2019年4月9日 星期二

[python, sheet] 最簡單的方式存取 Google sheet

How to access google spreadsheet
井民全, Jing, mqjing@gmail.com
這文件教你如何用 Python 存取 Google spreadsheet 文件.


首先, 你得建立一個專門用來存取 Google Drive 與 Google Sheets 的線上服務.
我們的 python code 將透過這個 Google API 服務,
來存取使用者的 spreadsheet 文件.

1. Setup Google API

1.1. Create a Google Cloud project (go)

Step 1: Create a Project
[Select a Project] -> [New Project]


Step 2: Select [Drive] and [Sheets] API
[Google APIs] -> [Library]  or [Enable APIs and Serivces]

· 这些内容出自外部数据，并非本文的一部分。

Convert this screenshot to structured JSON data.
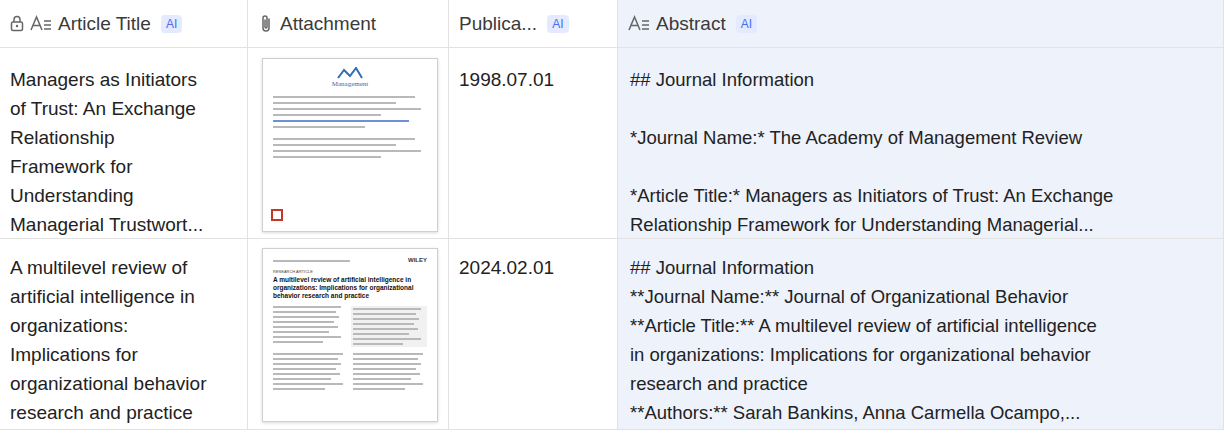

1.2. Get credentials for your services

不是阿貓阿狗可以敲門進來使用這個服務, 必須要擁有 credential 的app 才可以使用 (secret json).
我們希望當擁有合法授權的 app 進行存取使用者文件時, 使用 OAuth 的方式來獲得使用者同意.
所以, 我們設定 OAuth 型態的 credential.
Step 1: Setup OAuth Credential
[Create Credentials] -> On the left side: [Credentials]: [OAuth consent screen]
Project Name


Step 2: Create a OAuth client ID for generate access token.
Command:
(a) [Create credientials] -> [OAuth clinet ID]: Other, and setup the name as  climb-auto-gsheet
(b) then, Download the secret json


2. Create a sheet to work

3. Python Code

3.1. Code

Gsheet_test.py
(The code was modified from ref[1])
from __future__ import print_function
from apiclient.discovery import build
from httplib2 import Http
from oauth2client import file, client, tools
import pandas as pd



SPREADSHEET_ID = '1ZsGOUlpYP************TU0' # 指定 sheet ID, 你可以從 URL 得到 ID.
RANGE_NAME = 'Sheet1' # 指定 worksheet 名稱


def get_google_sheet(spreadsheet_id, range_name):
   # 設定 我們的 App 會讀取 user 的 google spreadsheet
   scopes = 'https://www.googleapis.com/auth/spreadsheets.readonly'
   # Setup the Sheets API
   store = file.Storage('credentials.json')
   creds = store.get()
   if not creds or creds.invalid:
       flow = client.flow_from_clientsecrets('client_secret.json', scopes)
       creds = tools.run_flow(flow, store)
   service = build('sheets', 'v4', http=creds.authorize(Http()))

   # Call the Sheets API
   gsheet = service.spreadsheets().values().get(spreadsheetId=spreadsheet_id, range=range_name).execute()
   return gsheet


def gsheet2df(gsheet):
   """ Converts Google sheet data to a Pandas DataFrame.
   Note: This script assumes that your data contains a header file on the first row!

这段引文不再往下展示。